Between the nausea, paranoia, symptom-googling, severe abdomen pain that feels as if I’m carrying a bowling ball in my intestines somewhere and weird stomach-gurgling-noises, I’ve had enough. I’m sorry for talking about my embarrassing problem but I need to write it down somewhere. I can’t handle it. Fuck my life. I hate being sick at the best of times but this feels sinister. It really does. The twinges in the lower left hand side of my abdomen even feel sinister. I’m petrified.
How could something as common as IBS have turned into what could end up being cancer? Big cheese? Is this really something I’m going to need to come to terms with? The doctor seemed panicked by the results of my bloods and was eager to poke and prod me, listening to my stomach with his stethoscope as I writhed around in pain. He’s referred me for a colonoscopy. I’ve got to go back after my antibiotics for more bloods to see if the infection and temperature has gone. What makes things even crazier is that I’ve had this infection for almost two weeks without knowing and the second he told me I was ill, I got every symptom in one go. What the fuck? Aside from feeling very under the weather and aching all the time, I was perfectly fine. Well, apparently not.

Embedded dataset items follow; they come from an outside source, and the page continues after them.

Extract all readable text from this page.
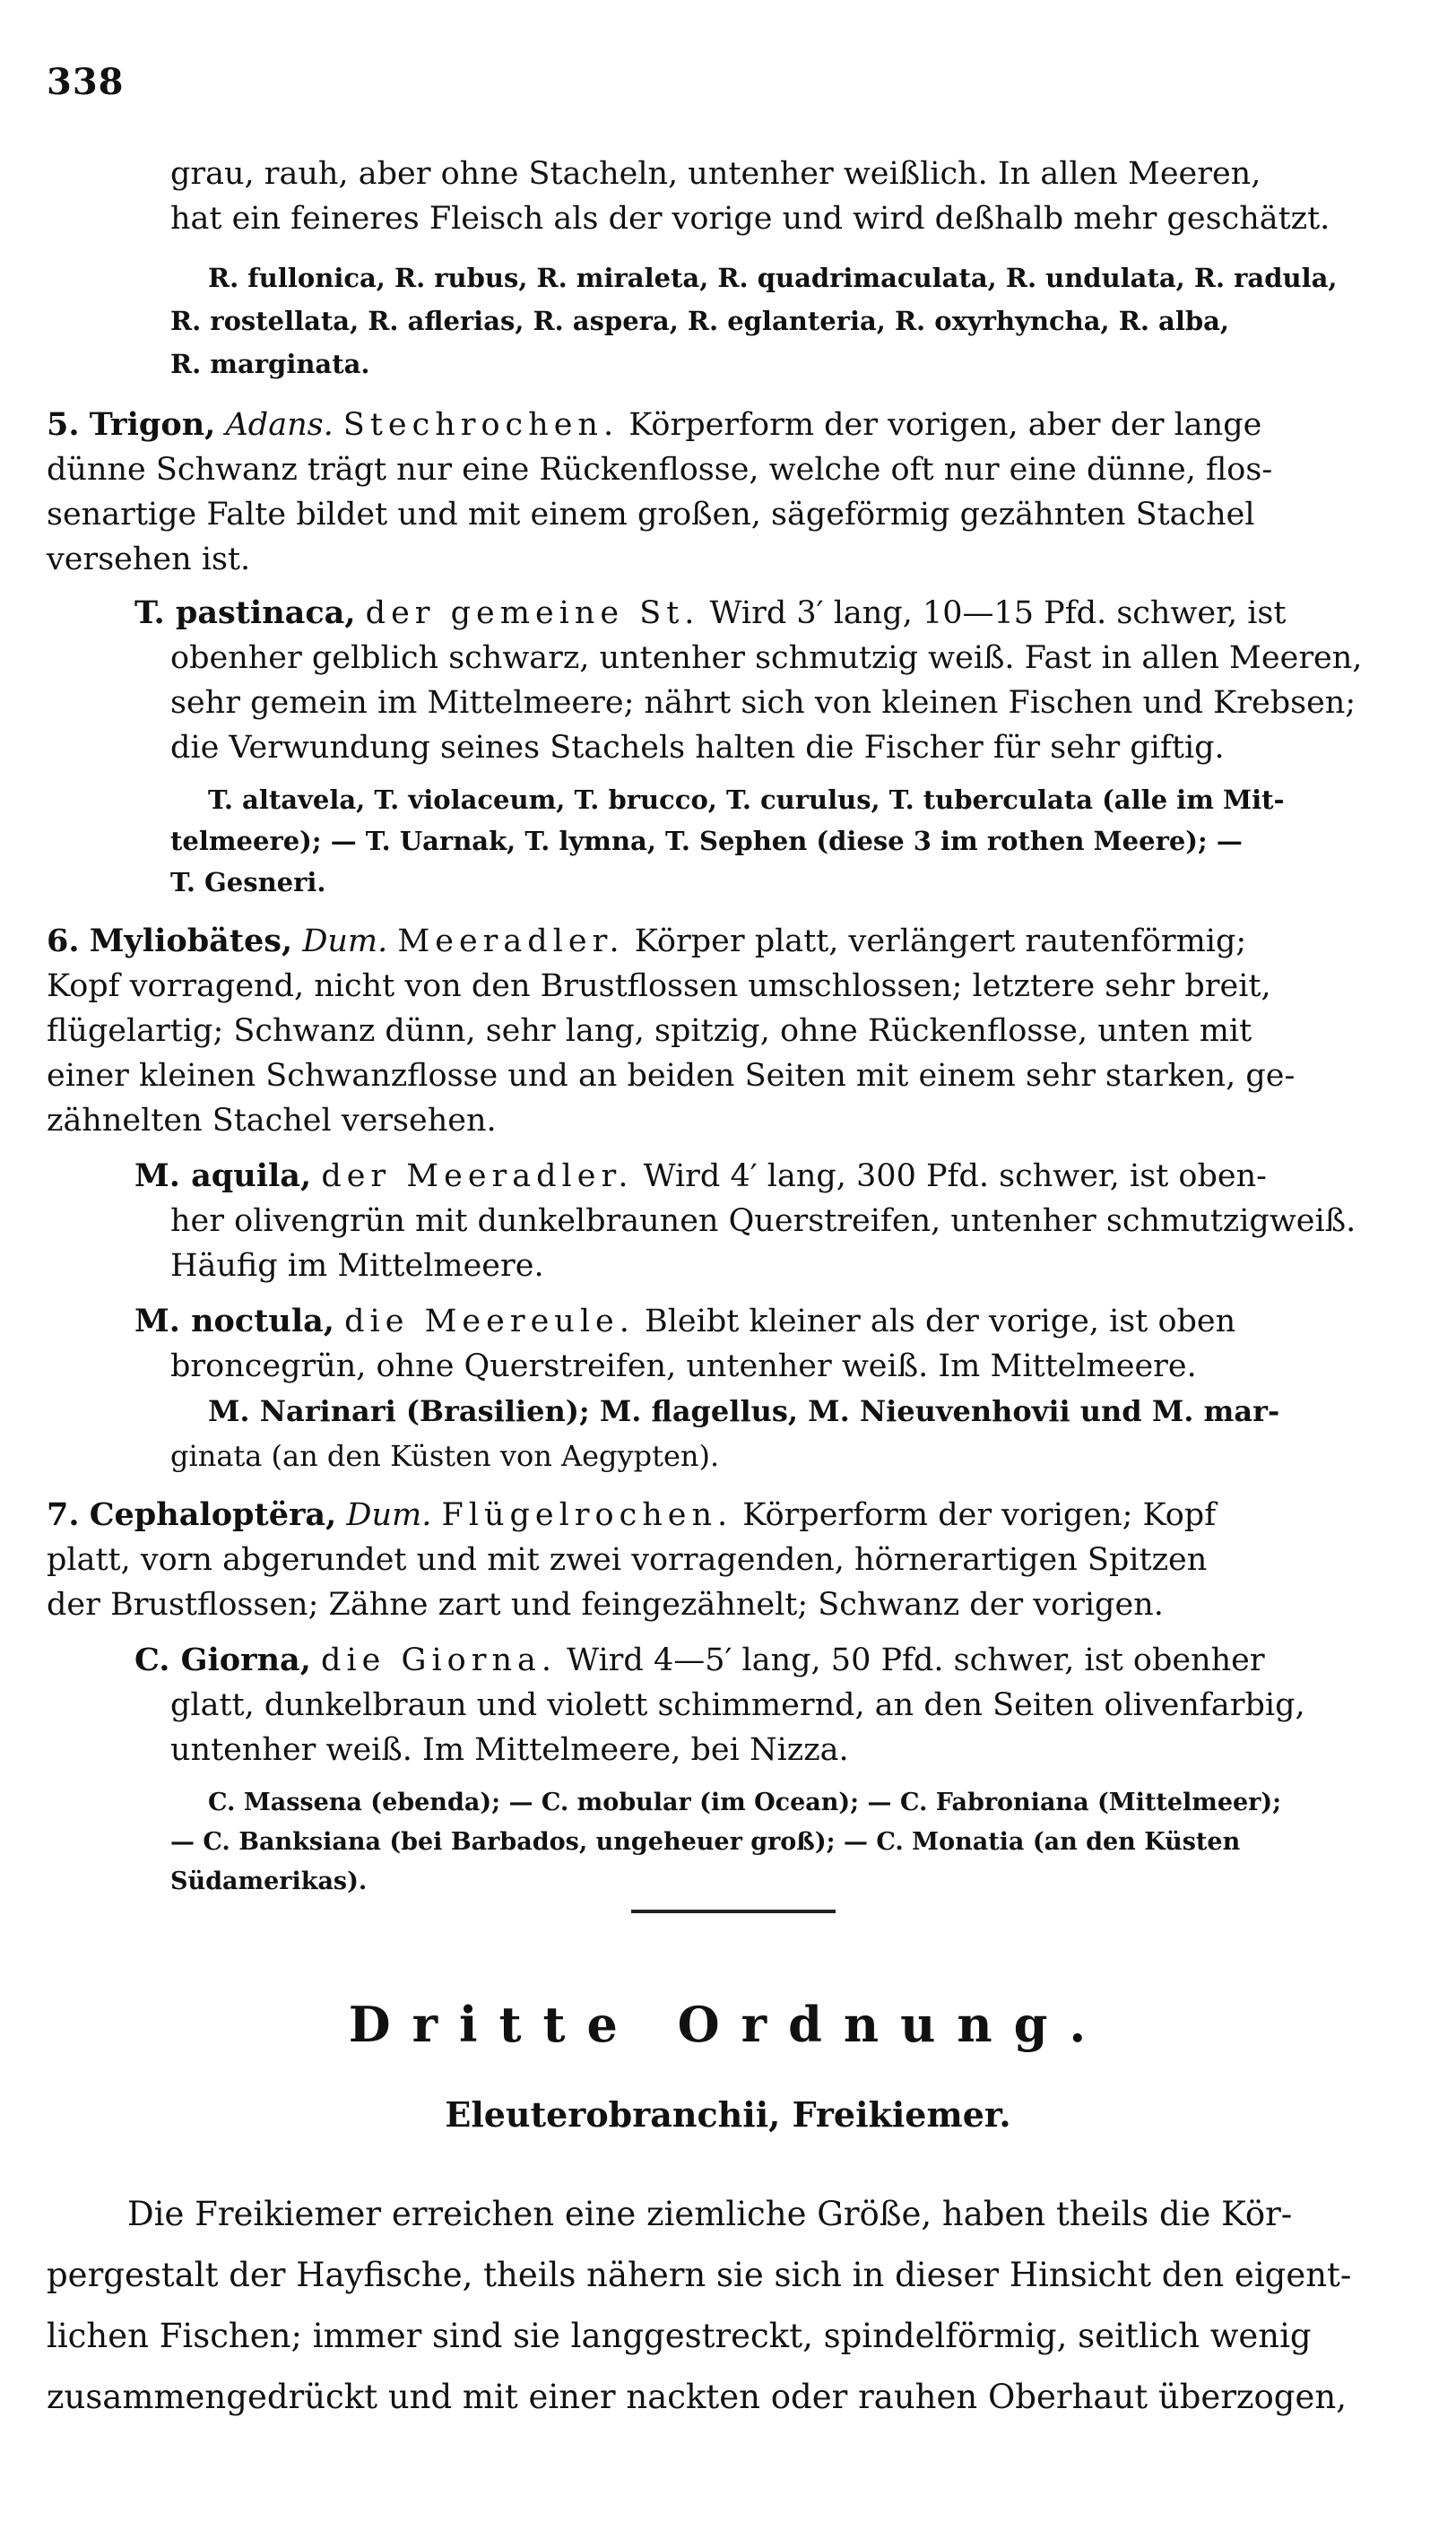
338
grau, rauh, aber ohne Stacheln, untenher weißlich. In allen Meeren,
hat ein feineres Fleisch als der vorige und wird deßhalb mehr geschätzt.
R. fullonica, R. rubus, R. miraleta, R. quadrimaculata, R. undulata, R. radula,
R. rostellata, R. aflerias, R. aspera, R. eglanteria, R. oxyrhyncha, R. alba,
R. marginata.
5. Trigon, Adans. Stechrochen. Körperform der vorigen, aber der lange
dünne Schwanz trägt nur eine Rückenflosse, welche oft nur eine dünne, flos-
senartige Falte bildet und mit einem großen, sägeförmig gezähnten Stachel
versehen ist.
T. pastinaca, der gemeine St. Wird 3′ lang, 10—15 Pfd. schwer, ist
obenher gelblich schwarz, untenher schmutzig weiß. Fast in allen Meeren,
sehr gemein im Mittelmeere; nährt sich von kleinen Fischen und Krebsen;
die Verwundung seines Stachels halten die Fischer für sehr giftig.
T. altavela, T. violaceum, T. brucco, T. curulus, T. tuberculata (alle im Mit-
telmeere); — T. Uarnak, T. lymna, T. Sephen (diese 3 im rothen Meere); —
T. Gesneri.
6. Myliobätes, Dum. Meeradler. Körper platt, verlängert rautenförmig;
Kopf vorragend, nicht von den Brustflossen umschlossen; letztere sehr breit,
flügelartig; Schwanz dünn, sehr lang, spitzig, ohne Rückenflosse, unten mit
einer kleinen Schwanzflosse und an beiden Seiten mit einem sehr starken, ge-
zähnelten Stachel versehen.
M. aquila, der Meeradler. Wird 4′ lang, 300 Pfd. schwer, ist oben-
her olivengrün mit dunkelbraunen Querstreifen, untenher schmutzigweiß.
Häufig im Mittelmeere.
M. noctula, die Meereule. Bleibt kleiner als der vorige, ist oben
broncegrün, ohne Querstreifen, untenher weiß. Im Mittelmeere.
M. Narinari (Brasilien); M. flagellus, M. Nieuvenhovii und M. mar-
ginata (an den Küsten von Aegypten).
7. Cephaloptëra, Dum. Flügelrochen. Körperform der vorigen; Kopf
platt, vorn abgerundet und mit zwei vorragenden, hörnerartigen Spitzen
der Brustflossen; Zähne zart und feingezähnelt; Schwanz der vorigen.
C. Giorna, die Giorna. Wird 4—5′ lang, 50 Pfd. schwer, ist obenher
glatt, dunkelbraun und violett schimmernd, an den Seiten olivenfarbig,
untenher weiß. Im Mittelmeere, bei Nizza.
C. Massena (ebenda); — C. mobular (im Ocean); — C. Fabroniana (Mittelmeer);
— C. Banksiana (bei Barbados, ungeheuer groß); — C. Monatia (an den Küsten
Südamerikas).
Dritte Ordnung.
Eleuterobranchii, Freikiemer.
Die Freikiemer erreichen eine ziemliche Größe, haben theils die Kör-
pergestalt der Hayfische, theils nähern sie sich in dieser Hinsicht den eigent-
lichen Fischen; immer sind sie langgestreckt, spindelförmig, seitlich wenig
zusammengedrückt und mit einer nackten oder rauhen Oberhaut überzogen,
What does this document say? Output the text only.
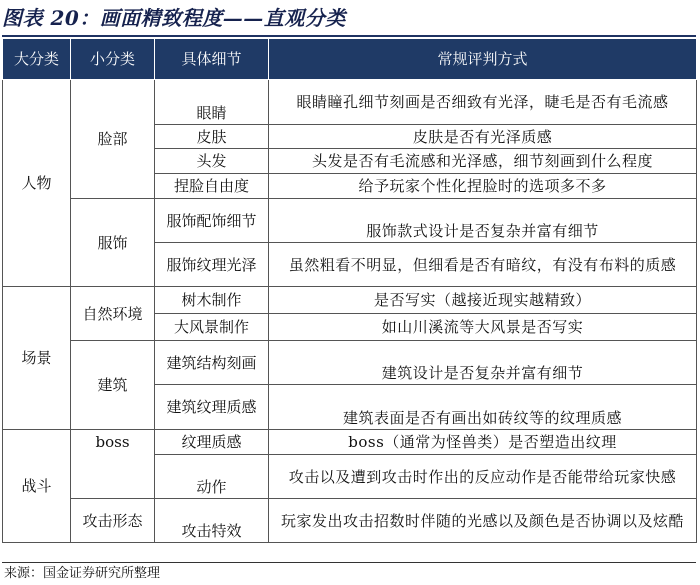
图表 20：画面精致程度——直观分类
大分类	小分类	具体细节	常规评判方式
人物	脸部	眼睛	眼睛瞳孔细节刻画是否细致有光泽，睫毛是否有毛流感
		皮肤	皮肤是否有光泽质感
		头发	头发是否有毛流感和光泽感，细节刻画到什么程度
		捏脸自由度	给予玩家个性化捏脸时的选项多不多
	服饰	服饰配饰细节	服饰款式设计是否复杂并富有细节
		服饰纹理光泽	虽然粗看不明显，但细看是否有暗纹，有没有布料的质感
场景	自然环境	树木制作	是否写实（越接近现实越精致）
		大风景制作	如山川溪流等大风景是否写实
	建筑	建筑结构刻画	建筑设计是否复杂并富有细节
		建筑纹理质感	建筑表面是否有画出如砖纹等的纹理质感
战斗	boss	纹理质感	boss（通常为怪兽类）是否塑造出纹理
		动作	攻击以及遭到攻击时作出的反应动作是否能带给玩家快感
	攻击形态	攻击特效	玩家发出攻击招数时伴随的光感以及颜色是否协调以及炫酷
来源：国金证券研究所整理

After the colonoscopy, I might need to go for a scan. Is this really happening to me? Really? They’re gonna shove tubes up my ass! Do you have any idea how much that idea terrifies me? I’ve not even let Jock go up my ass yet and a complete stranger is going to be rooting around up there. Ugh.
So that’s where we are. I’m waiting for a call back for my anal raping appointment, and I’m four days into antibiotics that are, quite frankly, killing me. If this nausea is what morning sickness is like, fuck ever having kids.
But seriously though… I might have cancer?